The proposal includes about $83 cash per share and about $49.50 in Charter stock, Tom Rutledge, Charter’s Chief Executive Officer, said in an interview. The offer is the third-largest for any global company since 2009, data compiled by Bloomberg show.
Charter on Monday sent a letter to Time Warner Cable Chief Executive Officer Rob Marcus, explaining why the company’s offer is beneficial for shareholders. Charter is attempting to acquire Time Warner Cable, a company with an enterprise value more than twice Charter’s size, to create a provider of TV, Internet and phone for about 20 million customers in 38 states. Time Warner is the dominant cable provider in the Kansas City area.
Rutledge said he last proposed an offer in late December, around Christmas, which Marcus rejected.
“We haven’t received a serious response,” Rutledge said Monday in a telephone interview. “Our objective was to talk to management and try to get them engaged. They have not, so we’re going to make our case to shareholders about why this deal is good for them and hope they ask management and the board to watch out for the interests of shareholders.”
Rutledge and Charter Chief Financial Officer Chris Winfrey met with Marcus and Time Warner Cable CFO Artie Minson in December to walk through details of the offer, including structure, financing, tax and cash flow implications, according to the letter. Charter indicated its willingness then to submit a proposal in the low $130s, including a cash component of $83.
When Time Warner Cable responded to that with a request for a higher bid including a higher cash component, Charter determined it wasn’t interested in pursuing a merger agreement, according to the letter.
Time Warner Cable’s response was “not a serious offer,” said Rutledge, who declined to say the exact price. “They knew the price they were offering was designed to not appeal.”
Charter is preserving “all options going forward,” including nominating a slate of directors to Time Warner Cable’s board, according to a person familiar with the matter. Still, Rutledge would prefer to complete a friendly cash and stock deal as soon as possible, he said. Charter has “fully negotiated” financing and can be “in a position to sign commitment letters in a matter of days,” according to the letter.
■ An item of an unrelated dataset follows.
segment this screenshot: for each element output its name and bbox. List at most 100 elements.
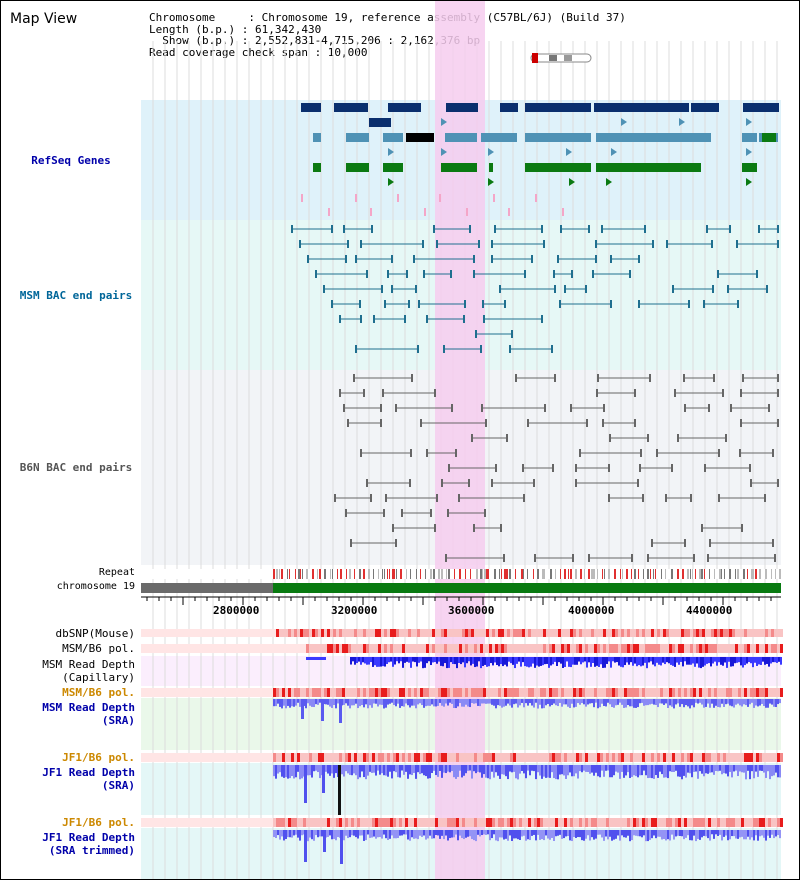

Time Warner Cable shareholders would own about 45 percent of the new company in the proposed deal, Rutledge said. A deal would give the combined company more leverage in future negotiations with content companies, who have been raising annual prices at about 10 percent per year. An acquisition would also allow Charter, the fourth-largest cable operator, to use its net operating losses as a future tax shield.
Moreover, Charter management would improve Time Warner Cable’s customer service and restart video growth, Rutledge said.
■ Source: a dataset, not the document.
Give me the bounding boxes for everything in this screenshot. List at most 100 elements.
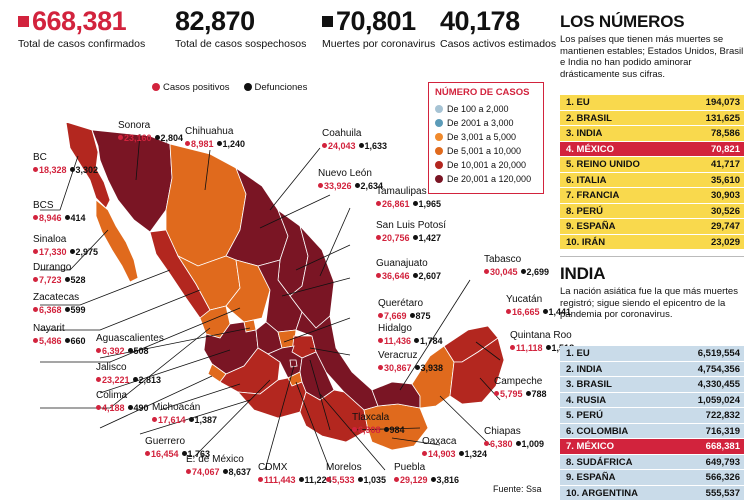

“Since we made our first proposal, Time Warner Cable has lost another half million video customers,” Rutledge said. “Their customer service continues to decline in every measure. We can improve it. We have a demonstrated track record of improving customer service. It’s a question of credibility.”
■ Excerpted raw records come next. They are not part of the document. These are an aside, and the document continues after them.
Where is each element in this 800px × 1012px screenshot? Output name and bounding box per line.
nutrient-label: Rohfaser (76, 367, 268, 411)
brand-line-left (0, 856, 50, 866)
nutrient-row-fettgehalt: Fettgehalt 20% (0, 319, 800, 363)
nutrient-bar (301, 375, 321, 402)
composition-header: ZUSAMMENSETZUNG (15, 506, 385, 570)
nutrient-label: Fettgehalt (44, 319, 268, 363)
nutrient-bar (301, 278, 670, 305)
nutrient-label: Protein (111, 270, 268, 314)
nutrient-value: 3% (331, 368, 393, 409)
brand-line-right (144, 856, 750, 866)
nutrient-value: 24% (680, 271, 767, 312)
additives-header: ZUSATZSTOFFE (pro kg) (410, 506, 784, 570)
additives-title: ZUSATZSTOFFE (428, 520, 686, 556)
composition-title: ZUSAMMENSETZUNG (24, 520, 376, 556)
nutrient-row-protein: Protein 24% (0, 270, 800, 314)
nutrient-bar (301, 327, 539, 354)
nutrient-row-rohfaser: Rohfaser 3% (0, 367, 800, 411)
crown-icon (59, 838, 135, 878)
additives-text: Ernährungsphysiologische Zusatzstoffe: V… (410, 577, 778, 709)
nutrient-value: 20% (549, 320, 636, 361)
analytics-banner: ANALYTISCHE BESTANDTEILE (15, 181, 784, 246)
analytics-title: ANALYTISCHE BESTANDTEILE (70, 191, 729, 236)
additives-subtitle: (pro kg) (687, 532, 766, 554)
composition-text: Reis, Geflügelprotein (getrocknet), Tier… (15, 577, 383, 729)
Time Warner Cable has resisted Charter’s approaches to reach a friendly deal on several occasions over the past few months: in June, October and, most recently, December, Rutledge said.
Bloomberg first reported Charter’s intent to make an offer for Time Warner Cable last month. A successful takeover would be the largest of a cable company since Comcast Corp. acquired AT&T Broadband in 2001 for about $72 billion.